The family was escorted in a limousine throughout Chicago. They took a helicopter over the city, went to Altitude Trampoline Park, Chicago Sports Museum and Navy Pier. They also went indoor skydiving and ate at Harry Carey’s restaurant.

“You look around and are like, ‘Wow, what did we do to deserve this?’” Chad Ballard said. “It’s all about Dwarfism Awareness. This wasn’t the goal. That was just a bonus. This was just to educate.”

The Ballards attended two games at Wrigley Field where the Cubs hosted the Atlanta Braves, sitting only a few feet from the field.

The family sat in the dugout pregame chatting it up with Rizzo.

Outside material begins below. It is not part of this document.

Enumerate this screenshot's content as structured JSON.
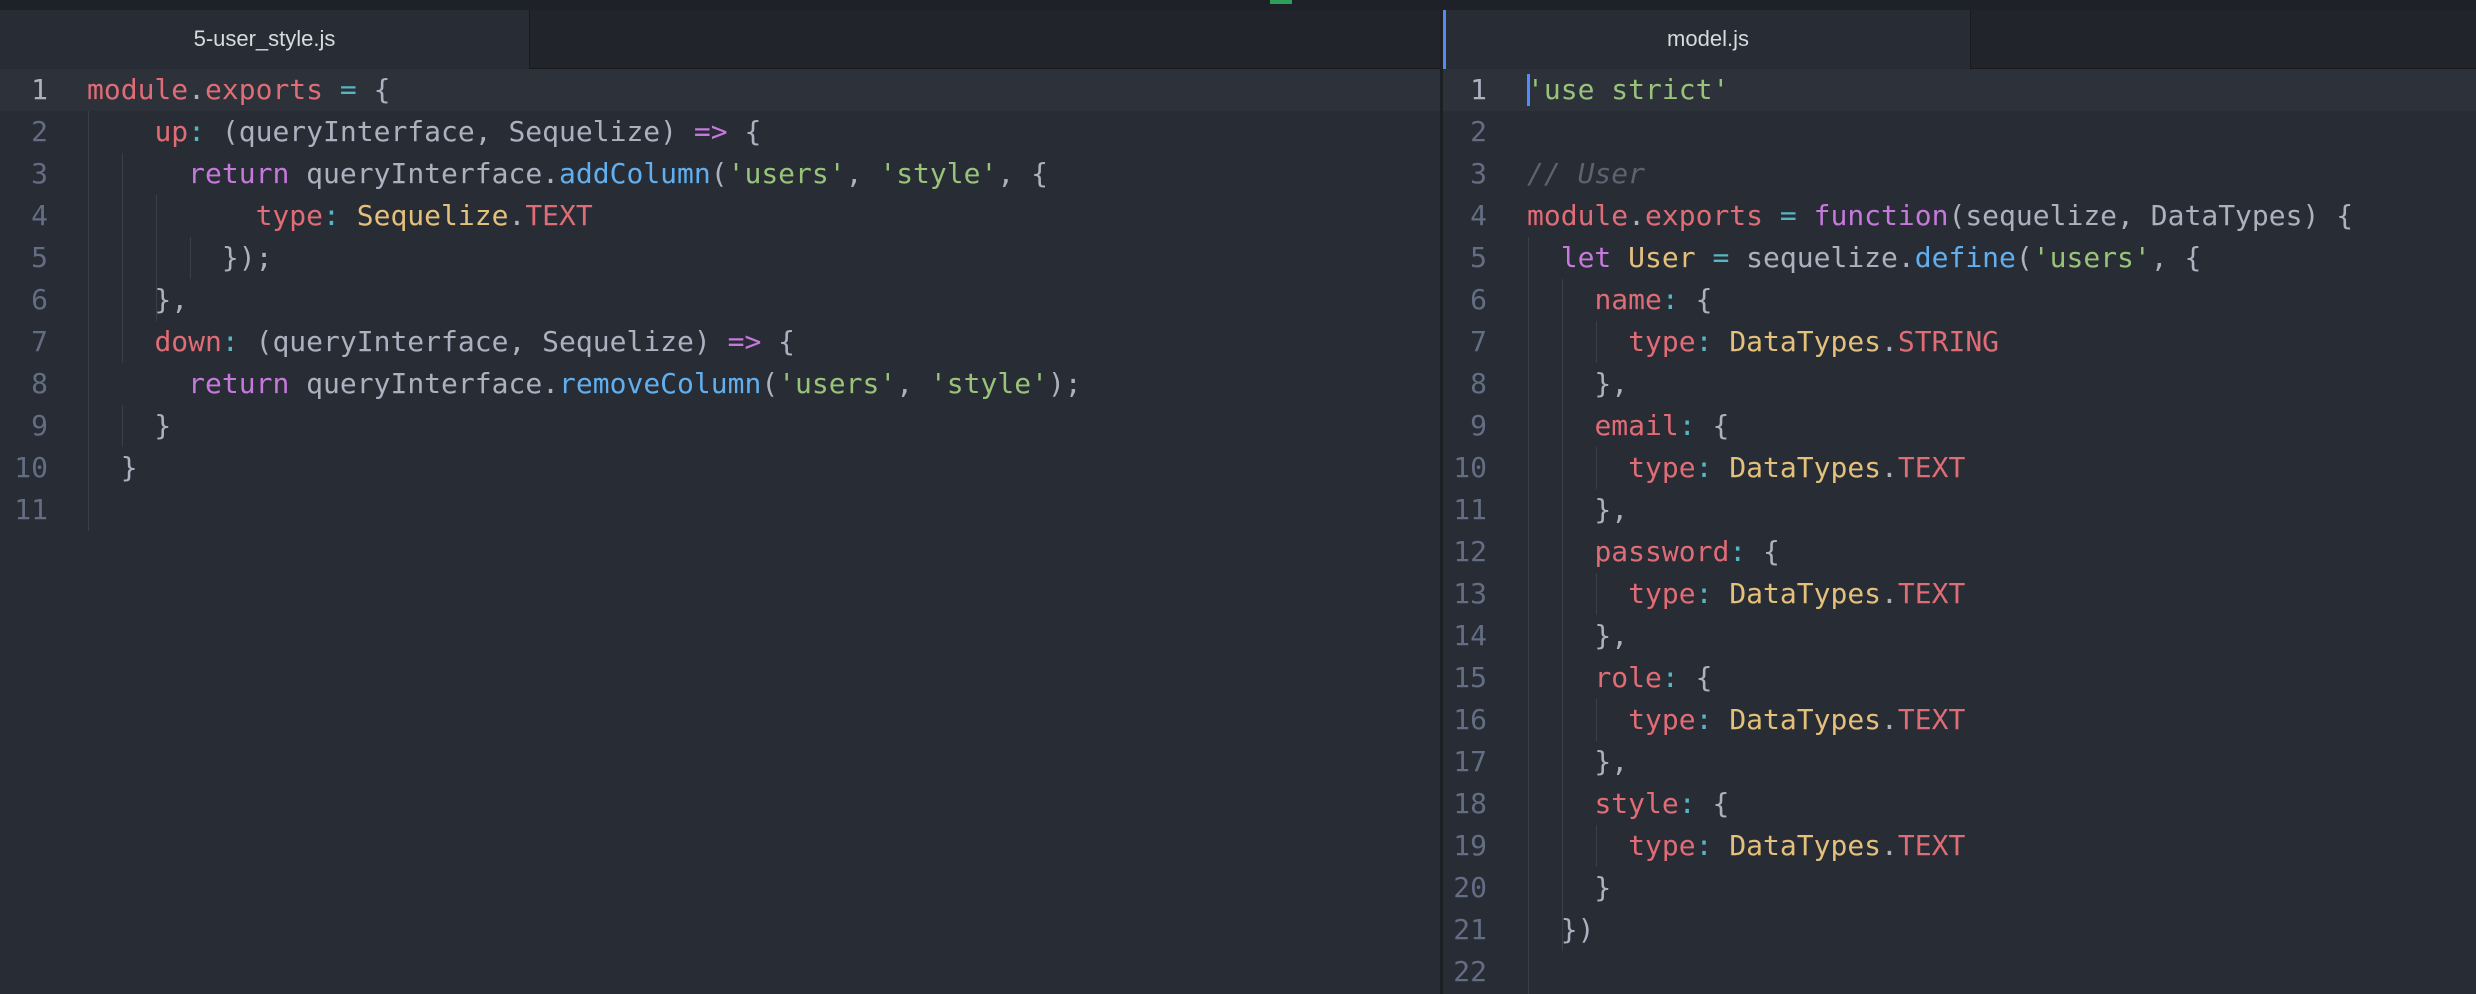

“It was awesome,” Noah said. “It was just such a treat from Dream on 3. I would thank them for this.”

Noah learned Rizzo’s favorite meal is pasta, and the two exchanged autographed baseball cards.

“(Rizzo) said, ‘Cool, I’ll put that in my locker,’” Chad Ballard said.

Dream on 3 provided Noah with his own baseball card with some of his favorite activities, and also provides him and his brother customized Cubs jerseys.

“It’s extremely emotional. To watch him be given the overwhelming generosity from all these sponsors to make a kid smile was really cool,” Chad Ballard said.